Critique de Rhinoceros

Publié Mercredi 29 mai 2013

Le directeur du centre dramatique de Reims présente cette semaine une reprise de Rhinocéros. Salutaire initiative : la pièce étant rarement représentée, on en oublierait presque qu'Ionesco a écrit autre chose que La cantatrice chauve ou La leçon. D'autant plus salutaire que la séance de rattrapage s'est bien déroulée.

Sur la fiche de présentation, une citation mise en exergue : « Dans notre monde occidental, ce qui peut nous faire devenir Rhinocéros, c'est la mode. On ne vous force plus à penser tous de la même façon, vous le faites. » (Ionesco, 1990). Voilà un propos qui est développé de façon relativement convaincante au fil de la pièce. Pas toujours évident cependant, notamment au premier acte, qui montre une foule de personnages sur la place du marché. Ceux ci ayant quasiment tous la parole, il y a aussi foule de propos, dont ceux de monsieur le Logicien, sur qui Ionesco défoule manifestement toute sa raillerie à l’endroit des systèmes de pensée dite « logique ». Et comme ces propos interférent avec le dialogue entre Bérenger, personnage principal et son interlocuteur, une certaine confusion naît. On mettra cependant celle ci sur le compte de la densité, car la mise à sac du syllogisme, ici symbole de totalitarisme, a bien sa place dans la pièce.

 Du raisonnement spectaculaire

Le propos se fluidifie par la suite, alors que la pièce devient très spectaculaire dans la première moitié du second acte. La mise en scène ne lésine pas sur les moyens pour représenter le harcèlement mené par le directeur sur ses employés ainsi que les nouvelles attaques de Rhinocéros qui entament le décor. Ce qui est ici frappant est l’extraordinaire travail sur la gestuelle : à ce stade on est littéralement dans un travail de chorégraphie. La synchronisation de l’ensemble des acteurs, déjà mise en œuvre dans le premier acte, semble en effet travaillée au millimètre près, et le rythme de la pièce devient à ce stade carrément rock ’n roll.
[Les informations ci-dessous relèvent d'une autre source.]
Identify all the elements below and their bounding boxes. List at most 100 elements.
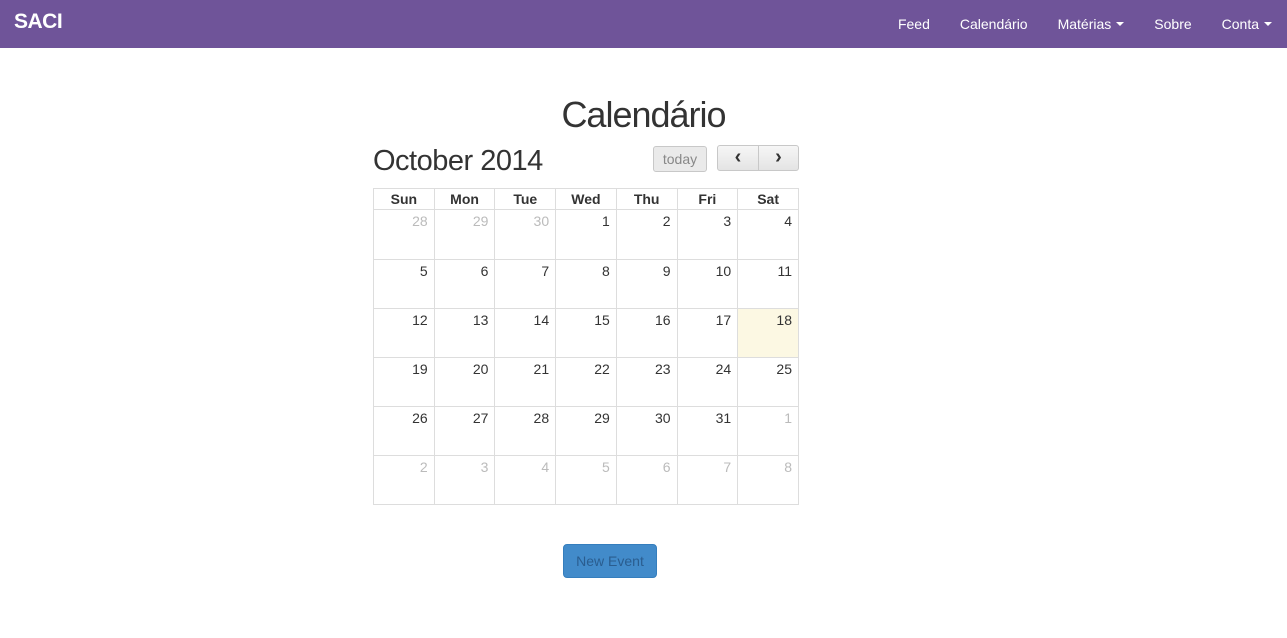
nav-item-feed[interactable]: Feed	[883, 0, 945, 48]
day-number: 13	[472, 312, 489, 328]
next-month-button[interactable]: ›	[758, 145, 799, 171]
calendar-day-cell[interactable]: 27	[433, 406, 496, 456]
calendar-day-cell[interactable]: 30	[615, 406, 678, 456]
day-number: 23	[654, 361, 671, 377]
day-number: 15	[594, 312, 610, 328]
calendar-day-cell[interactable]: 3	[676, 209, 739, 260]
day-number: 21	[533, 361, 550, 377]
day-number: 25	[776, 361, 792, 377]
calendar-day-cell[interactable]: 5	[373, 259, 435, 309]
calendar-day-cell[interactable]: 4	[494, 455, 557, 505]
weekday-header: Tue	[494, 188, 557, 210]
nav-item-sobre[interactable]: Sobre	[1139, 0, 1206, 48]
day-number: 4	[541, 459, 550, 475]
day-number: 3	[723, 213, 732, 229]
calendar-day-cell[interactable]: 21	[494, 357, 557, 407]
calendar-day-cell[interactable]: 2	[373, 455, 435, 505]
calendar-day-cell[interactable]: 4	[737, 209, 799, 260]
day-number: 26	[412, 410, 428, 426]
day-number: 14	[533, 312, 550, 328]
calendar-day-cell[interactable]: 3	[433, 455, 496, 505]
calendar-day-cell[interactable]: 8	[737, 455, 799, 505]
nav-item-materias[interactable]: Matérias	[1043, 0, 1140, 48]
calendar-day-cell[interactable]: 13	[433, 308, 496, 358]
day-number: 19	[412, 361, 428, 377]
day-number: 1	[602, 213, 610, 229]
day-number: 10	[715, 263, 732, 279]
brand-logo[interactable]: SACI	[14, 10, 63, 34]
day-number: 1	[784, 410, 792, 426]
prev-month-button[interactable]: ‹	[717, 145, 759, 171]
weekday-header: Sat	[737, 188, 799, 210]
weekday-header: Wed	[555, 188, 617, 210]
nav-item-label: Conta	[1221, 16, 1259, 32]
calendar-day-cell[interactable]: 1	[555, 209, 617, 260]
nav-item-conta[interactable]: Conta	[1207, 0, 1287, 48]
calendar-day-cell-today[interactable]: 18	[737, 308, 799, 358]
nav-item-label: Matérias	[1057, 16, 1112, 32]
calendar-day-cell[interactable]: 28	[494, 406, 557, 456]
calendar-day-cell[interactable]: 1	[737, 406, 799, 456]
nav-item-calendario[interactable]: Calendário	[945, 0, 1043, 48]
calendar-day-cell[interactable]: 11	[737, 259, 799, 309]
day-number: 30	[654, 410, 671, 426]
calendar-day-cell[interactable]: 22	[555, 357, 617, 407]
weekday-header: Sun	[373, 188, 435, 210]
calendar-day-cell[interactable]: 23	[615, 357, 678, 407]
nav-item-label: Feed	[897, 16, 930, 32]
calendar-day-cell[interactable]: 17	[676, 308, 739, 358]
day-number: 7	[723, 459, 732, 475]
calendar-day-cell[interactable]: 25	[737, 357, 799, 407]
calendar-day-cell[interactable]: 29	[433, 209, 496, 260]
day-number: 17	[715, 312, 732, 328]
day-number: 2	[662, 213, 671, 229]
day-number: 22	[594, 361, 610, 377]
day-number: 24	[715, 361, 732, 377]
calendar-day-cell[interactable]: 28	[373, 209, 435, 260]
calendar-day-cell[interactable]: 19	[373, 357, 435, 407]
caret-down-icon	[1264, 22, 1272, 26]
day-number: 6	[662, 459, 671, 475]
top-navbar: SACI Feed Calendário Matérias Sobre Cont…	[0, 0, 1287, 48]
calendar-day-cell[interactable]: 15	[555, 308, 617, 358]
new-event-button[interactable]: New Event	[563, 544, 657, 578]
calendar-day-cell[interactable]: 6	[433, 259, 496, 309]
calendar-day-cell[interactable]: 5	[555, 455, 617, 505]
calendar-week-row: 19 20 21 22 23 24 25	[373, 357, 799, 407]
calendar-month-title: October 2014	[373, 145, 543, 177]
calendar-day-cell[interactable]: 30	[494, 209, 557, 260]
calendar-day-cell[interactable]: 31	[676, 406, 739, 456]
day-number: 28	[412, 213, 428, 229]
today-button[interactable]: today	[653, 146, 707, 172]
calendar-day-cell[interactable]: 12	[373, 308, 435, 358]
day-number: 29	[594, 410, 610, 426]
calendar-week-row: 26 27 28 29 30 31 1	[373, 406, 799, 456]
calendar-day-cell[interactable]: 29	[555, 406, 617, 456]
calendar-day-cell[interactable]: 10	[676, 259, 739, 309]
caret-down-icon	[1116, 22, 1125, 26]
day-number: 5	[602, 459, 610, 475]
calendar-day-cell[interactable]: 2	[615, 209, 678, 260]
calendar-day-cell[interactable]: 20	[433, 357, 496, 407]
weekday-header: Thu	[615, 188, 678, 210]
calendar-day-cell[interactable]: 8	[555, 259, 617, 309]
calendar-day-cell[interactable]: 9	[615, 259, 678, 309]
calendar-day-cell[interactable]: 14	[494, 308, 557, 358]
calendar-day-cell[interactable]: 24	[676, 357, 739, 407]
day-number: 18	[776, 312, 792, 328]
day-number: 12	[412, 312, 428, 328]
day-number: 11	[777, 263, 792, 279]
calendar-week-row: 12 13 14 15 16 17 18	[373, 308, 799, 358]
day-number: 28	[533, 410, 550, 426]
calendar-week-row: 28 29 30 1 2 3 4	[373, 209, 799, 260]
page-title: Calendário	[561, 94, 726, 135]
calendar-day-cell[interactable]: 7	[494, 259, 557, 309]
day-number: 2	[419, 459, 428, 475]
calendar-day-cell[interactable]: 26	[373, 406, 435, 456]
nav-item-label: Calendário	[959, 16, 1028, 32]
calendar-day-cell[interactable]: 7	[676, 455, 739, 505]
calendar-week-row: 5 6 7 8 9 10 11	[373, 259, 799, 309]
calendar-day-cell[interactable]: 16	[615, 308, 678, 358]
day-number: 9	[662, 263, 671, 279]
calendar-day-cell[interactable]: 6	[615, 455, 678, 505]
Autre atout considérable de ce spectacle: le charisme de Serge Maggiani, qui campe remarquablement bien le personnage deBérenger, grand soiffard naïf et mal assuré qui sera cependant sauvé par sa grande humanité. Quand on entend sa voix mitigée entre niaiserie, gravité et nonchalance et qu’on voit cette démarche désinvolte, on ne peut s’empêcher de songer à un gentil petit canard au plumage hirsute, et on entre favorablement dans cette histoire.